POLANSKI 2bhl4Soulagement. Bonheur. La justice suisse a retrouvé le chemin du bon sens. Le droit l’a emporté. Pas le passe-droit, le droit. Pas la justice abstraite, supérieure, transcendante, etc., mais le droit tout simple auquel Roman Polanski, comme tous les justiciables, avait tout simplement droit. Pour nous, à la Règle du Jeu, c’est essentiel. De même qu’il est essentiel que le grand argument mis en avant par la ministre suisse pour refuser de céder aux injonctions de l’Opinion, c’est-à-dire de la Justice américaine, soit celui de cette fameuse déposition du procureur de l’époque, Roger Gunson, faite en février dernier, et dont Roman Polanski a révélé lui-même, ici, dans nos colonnes, et l’importance, et le fait inexplicable qu’on prétendait la tenir sous scellés. Gunson, dans cette déposition, attestait qu’un accord avait bien été conclu, il y a trente ans, entre les parties. Il attestait que Polanski, au terme de cet accord, avait été condamné à une peine de prison qu’il avait effectivement accomplie. Et il concluait donc que Polanski avait payé sa dette et se trouvait donc quitte vis a vis de la Société. C’est cet argument qui l’a emporté. C’est aussi la capacité de résistance d’un homme – Polanski – qui n’a jamais ni flanché ni douté ni cédé. Et cette victoire est aussi celle des dizaines, des centaines de milliers de citoyens qui ont fini par comprendre que la Justice, dans cette affaire, marchait sur la tête et que cela n’était pas tolérable.
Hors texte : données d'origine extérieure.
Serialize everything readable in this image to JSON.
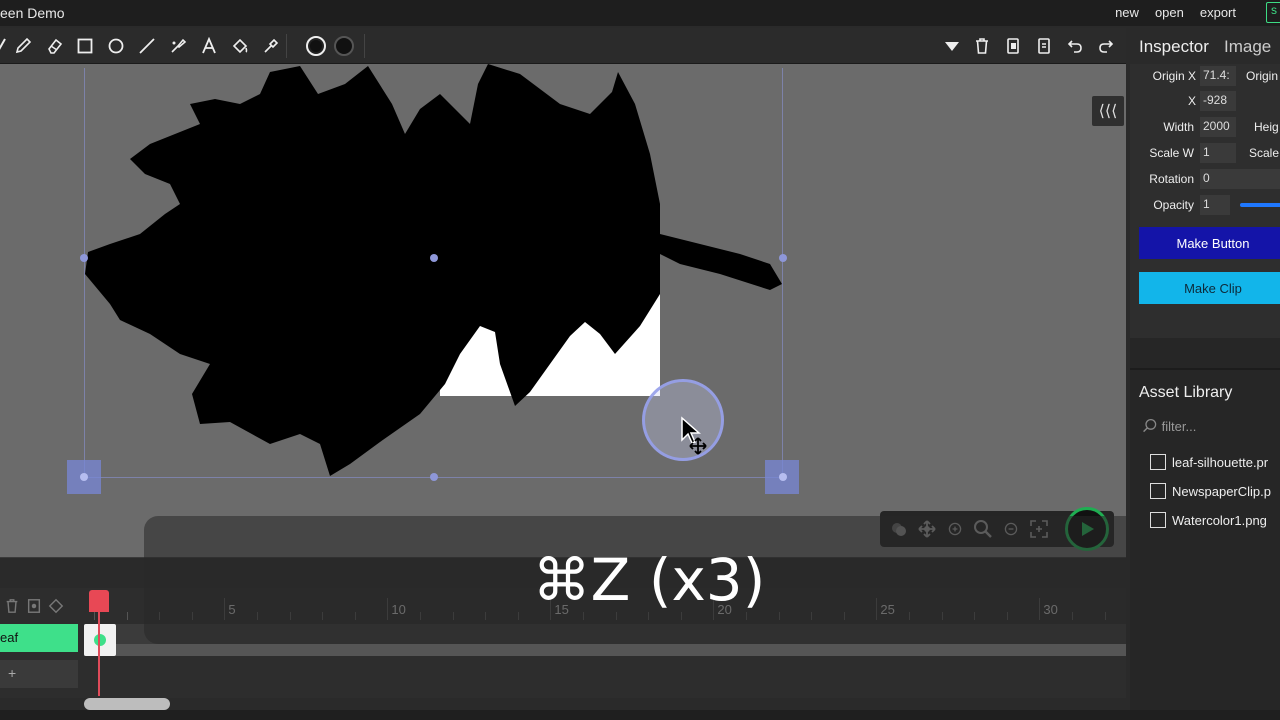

Nous les connaissons, à la RDJ, ces citoyennes et ces citoyens. Ce sont eux, ce sont tous les internautes fidèles à la Revue, qui ont écouté les arguments de Roman Polanski et les ont répercutés sur la Toile. A tous, merci. Et, à Roman, bienvenue dans le monde des vrais vivants qu’il n’aurait jamais dû, ne serait-ce qu’une seconde, quitter.